Oh and here's a classic example of attraction working at the evolutionary level just posted on here. A wife who loses her physical attraction to her husband who has turned in a beta fat slob at home, along comes the hot alpha stud and the wife cheats on her poor husband, to get her dopamine hit.

She says she had no sex drive, turns out she just had no drive to have sex with her husband because he wasn't physically attractive to her anymore. I wonder if she will get as much vilification as the husband did in this thread?

Physical attraction is not shallow, it's a base evolutionary trait, without it the human race would be extinct.

www.mumsnet.com/Talk/relationships/1952432-Has-anyone-out-there-managed-to-reignite-sexual-attraction-for-their-DH

GoldfishCrackers · 31/12/2013 00:20

crossroads you are so young! you have so many choices and years of opportunity. Do you want to sound your one previous life being made to feel inadequate by the person who's meant to have your back?
You've told us mainly about the bad times; not about the nice times when you share private jokes, he makes you a cup of tea etc., but that doesn't matter. There's nothing he could do to make up for the emotional abuse he's inflicting on you.
I'd also recommend the Freedom Programme.
You sound lovely. Don't waste that on someone who hurts you. You're young enough to find someone who deserves you.

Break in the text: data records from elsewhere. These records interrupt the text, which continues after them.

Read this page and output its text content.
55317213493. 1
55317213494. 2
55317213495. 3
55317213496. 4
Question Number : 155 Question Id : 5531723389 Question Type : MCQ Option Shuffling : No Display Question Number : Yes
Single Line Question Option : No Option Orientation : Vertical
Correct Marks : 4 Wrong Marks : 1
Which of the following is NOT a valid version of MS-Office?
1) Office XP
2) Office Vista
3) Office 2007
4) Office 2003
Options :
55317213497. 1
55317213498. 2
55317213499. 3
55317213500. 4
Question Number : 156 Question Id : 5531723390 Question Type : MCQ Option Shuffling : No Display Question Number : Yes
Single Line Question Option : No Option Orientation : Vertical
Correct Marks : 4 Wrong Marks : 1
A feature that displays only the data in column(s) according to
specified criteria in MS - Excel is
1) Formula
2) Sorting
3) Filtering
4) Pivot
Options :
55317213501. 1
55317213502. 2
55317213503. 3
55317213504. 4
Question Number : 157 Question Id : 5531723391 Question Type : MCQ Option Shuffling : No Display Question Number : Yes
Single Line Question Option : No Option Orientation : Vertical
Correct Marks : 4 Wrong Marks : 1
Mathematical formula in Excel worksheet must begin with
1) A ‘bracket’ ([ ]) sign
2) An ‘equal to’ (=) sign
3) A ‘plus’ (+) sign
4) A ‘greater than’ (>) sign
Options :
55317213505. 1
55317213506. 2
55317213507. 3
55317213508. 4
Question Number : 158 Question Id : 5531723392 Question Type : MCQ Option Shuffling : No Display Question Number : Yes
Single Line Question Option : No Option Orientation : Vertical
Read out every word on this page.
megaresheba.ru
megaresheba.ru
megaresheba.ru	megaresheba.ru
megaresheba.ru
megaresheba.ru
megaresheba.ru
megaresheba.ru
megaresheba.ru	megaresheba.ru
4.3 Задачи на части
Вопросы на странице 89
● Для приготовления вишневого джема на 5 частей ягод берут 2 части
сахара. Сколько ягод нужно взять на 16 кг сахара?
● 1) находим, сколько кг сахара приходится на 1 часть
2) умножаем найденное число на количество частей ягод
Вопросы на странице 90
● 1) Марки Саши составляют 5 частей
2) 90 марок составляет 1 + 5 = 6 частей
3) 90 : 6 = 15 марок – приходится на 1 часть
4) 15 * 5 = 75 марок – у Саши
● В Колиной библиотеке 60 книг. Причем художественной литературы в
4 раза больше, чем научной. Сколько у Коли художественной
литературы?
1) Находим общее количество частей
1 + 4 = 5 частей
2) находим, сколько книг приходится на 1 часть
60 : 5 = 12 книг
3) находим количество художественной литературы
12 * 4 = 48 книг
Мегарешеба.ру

Darkesteyes · 31/12/2013 00:28

Stacy if you put down yr copy of Grazia you might be able to grasp the gist of what AnyBags and others are saying.
There is a guy works in my local Sainsburys who is quite short for a bloke (same height as me) but i find him attractive because he seems like a really nice bloke Very gentlemanly.Yep its that simple.
An ex of mine was bigger Found him attractive because he was funny and made me laugh. There is much more to attraction than just looks. OP yr DH is emotionally abusive There is a big tv ad campaign running at the moment.... Abuse isnt only physical!

cozietoesie · 31/12/2013 00:37

Sounds to me as if he's bisexual and likes skinny hips. (Been there. Wink)

Get out.

highho1 · 31/12/2013 00:46

O yes I always fancied Tommy from Wet Wet Wet and not Marti or the keyboard player whose names escapes me.

FetaCheeny · 31/12/2013 00:48

Stacy I don't agree with you that everyone is attracted to the same th

mathanxiety · 31/12/2013 00:50

I am nodding in agreement with Cozietoesie here. Been there, bought the t-shirt, etc.

Of course he could also be too lazy to get a new place and new human punchbag for himself, likes laundry and meals supplied, and has a cruel streak.

Either way, you can bend yourself backwards until you don't know if you're coming or going, and it won't make any difference.